During this time (early to mid-1980s), National Semiconductor introduced a very similar 16-bit pinout, 32-bit internal microprocessor called the NS 16032 (later renamed 32016), the full 32-bit version named the NS 32032. Later the NS 32132 was introduced which allowed two CPUs to reside on the same memory bus, with built in arbitration. The NS32016/32 outperformed the MC68000/10 but the NS32332 which arrived at approximately the same time the MC68020 did not have enough performance. The third generation chip, the NS32532 was different. It had about double the performance of the MC68030 which was released around the same time. The appearance of RISC processors like the AM29000 and MC88000 (now both dead) influenced the architecture of the final core, the NS32764. Technically advanced, using a superscalar RISC core, internally overclocked, with a 64 bit bus, it was still capable of executing Series 32000 instructions through real time translation.

When National Semiconductor decided to leave the Unix market, the chip was redesigned into the Swordfish Embedded processor with a set of on chip peripherals. The chip turned out to be too expensive for the laser printer market and was killed. The design team went to Intel and there designed the Pentium processor, which is very similar to the NS32764 core internally. The big success of the Series 32000 was in the laser printer market, where the NS32CG16 with microcoded BitBlt instructions had very good price/performance and was adopted by large companies like Canon. By the mid-1980s, Sequent introduced the first symmetric multiprocessor (SMP) server-class computer using the NS 32032. This was one of the design's few wins, and it disappeared in the late 1980s. The MIPS R2000 (1984) and R3000 (1989) were highly successful 32-bit RISC microprocessors. They were used in high-end workstations and servers by SGI, among others. Other designs included the interesting Zilog Z80000, which arrived too late to market to stand a chance and disappeared quickly.

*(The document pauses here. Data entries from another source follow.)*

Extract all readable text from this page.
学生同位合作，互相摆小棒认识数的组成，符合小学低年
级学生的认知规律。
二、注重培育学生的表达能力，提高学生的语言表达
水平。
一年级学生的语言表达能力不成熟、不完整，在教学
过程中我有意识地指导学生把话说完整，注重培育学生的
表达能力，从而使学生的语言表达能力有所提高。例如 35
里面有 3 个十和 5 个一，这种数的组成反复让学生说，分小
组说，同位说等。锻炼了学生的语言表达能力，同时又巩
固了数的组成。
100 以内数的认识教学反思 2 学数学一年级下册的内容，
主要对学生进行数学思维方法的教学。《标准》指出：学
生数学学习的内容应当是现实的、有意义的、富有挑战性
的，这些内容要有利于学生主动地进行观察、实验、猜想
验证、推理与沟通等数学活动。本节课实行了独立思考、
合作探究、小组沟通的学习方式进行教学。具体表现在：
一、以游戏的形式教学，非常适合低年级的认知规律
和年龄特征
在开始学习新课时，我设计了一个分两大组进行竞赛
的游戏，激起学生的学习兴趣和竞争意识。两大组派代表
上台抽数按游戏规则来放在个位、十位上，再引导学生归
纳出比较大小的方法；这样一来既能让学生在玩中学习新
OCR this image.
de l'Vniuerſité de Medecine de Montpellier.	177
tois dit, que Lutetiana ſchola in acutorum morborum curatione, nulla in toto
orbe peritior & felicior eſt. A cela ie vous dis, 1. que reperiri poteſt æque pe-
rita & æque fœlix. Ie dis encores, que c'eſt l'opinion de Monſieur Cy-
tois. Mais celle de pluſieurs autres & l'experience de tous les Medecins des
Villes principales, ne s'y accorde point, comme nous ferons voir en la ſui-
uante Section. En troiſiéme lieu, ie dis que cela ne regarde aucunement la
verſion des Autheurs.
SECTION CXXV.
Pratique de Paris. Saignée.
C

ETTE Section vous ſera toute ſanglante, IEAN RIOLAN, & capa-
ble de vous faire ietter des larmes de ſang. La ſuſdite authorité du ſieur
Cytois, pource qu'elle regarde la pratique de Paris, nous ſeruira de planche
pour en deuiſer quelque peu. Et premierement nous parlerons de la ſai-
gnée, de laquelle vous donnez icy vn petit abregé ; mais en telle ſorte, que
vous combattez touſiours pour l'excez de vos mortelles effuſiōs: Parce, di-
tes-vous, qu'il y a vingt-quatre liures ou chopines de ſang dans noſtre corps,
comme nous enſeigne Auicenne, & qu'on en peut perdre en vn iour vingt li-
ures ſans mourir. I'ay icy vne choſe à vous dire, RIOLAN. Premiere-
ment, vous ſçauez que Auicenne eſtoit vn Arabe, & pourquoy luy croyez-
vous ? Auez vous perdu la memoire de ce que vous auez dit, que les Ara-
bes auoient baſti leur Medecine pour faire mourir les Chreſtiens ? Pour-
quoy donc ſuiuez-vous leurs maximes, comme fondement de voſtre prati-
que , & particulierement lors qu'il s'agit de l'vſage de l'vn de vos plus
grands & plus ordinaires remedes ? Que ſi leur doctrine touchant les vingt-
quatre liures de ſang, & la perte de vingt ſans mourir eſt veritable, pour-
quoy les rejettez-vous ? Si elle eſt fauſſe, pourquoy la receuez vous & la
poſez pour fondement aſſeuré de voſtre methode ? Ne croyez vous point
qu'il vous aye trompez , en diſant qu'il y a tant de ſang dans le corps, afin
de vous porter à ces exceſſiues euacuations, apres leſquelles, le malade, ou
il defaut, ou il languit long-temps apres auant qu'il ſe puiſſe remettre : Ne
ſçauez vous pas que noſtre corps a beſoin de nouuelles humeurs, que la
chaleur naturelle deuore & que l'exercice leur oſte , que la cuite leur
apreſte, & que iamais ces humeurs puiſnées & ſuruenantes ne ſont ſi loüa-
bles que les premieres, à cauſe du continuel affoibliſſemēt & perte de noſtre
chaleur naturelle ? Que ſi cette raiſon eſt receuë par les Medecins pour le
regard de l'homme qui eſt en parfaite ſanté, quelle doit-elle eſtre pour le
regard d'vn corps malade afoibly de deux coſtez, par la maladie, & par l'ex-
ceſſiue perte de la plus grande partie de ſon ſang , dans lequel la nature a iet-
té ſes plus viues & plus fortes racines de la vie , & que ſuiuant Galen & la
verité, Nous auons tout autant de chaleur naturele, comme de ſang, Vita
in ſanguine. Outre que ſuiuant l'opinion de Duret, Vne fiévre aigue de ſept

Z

In the late 1980s, "microprocessor wars" started killing off some of the microprocessors. Apparently, with only one major design win, Sequent, the NS 32032 just faded out of existence, and Sequent switched to Intel microprocessors.

From 1985 to 2003, the 32-bit x86 architectures became increasingly dominant in desktop, laptop, and server markets, and these microprocessors became faster and more capable. Intel had licensed early versions of the architecture to other companies, but declined to license the Pentium, so AMD and Cyrix built later versions of the architecture based on their own designs. During this span, these processors increased in complexity (transistor count) and capability (instructions/second) by at least three orders of magnitude. Intel's Pentium line is probably the most famous and recognizable 32-bit processor model, at least with the public at large.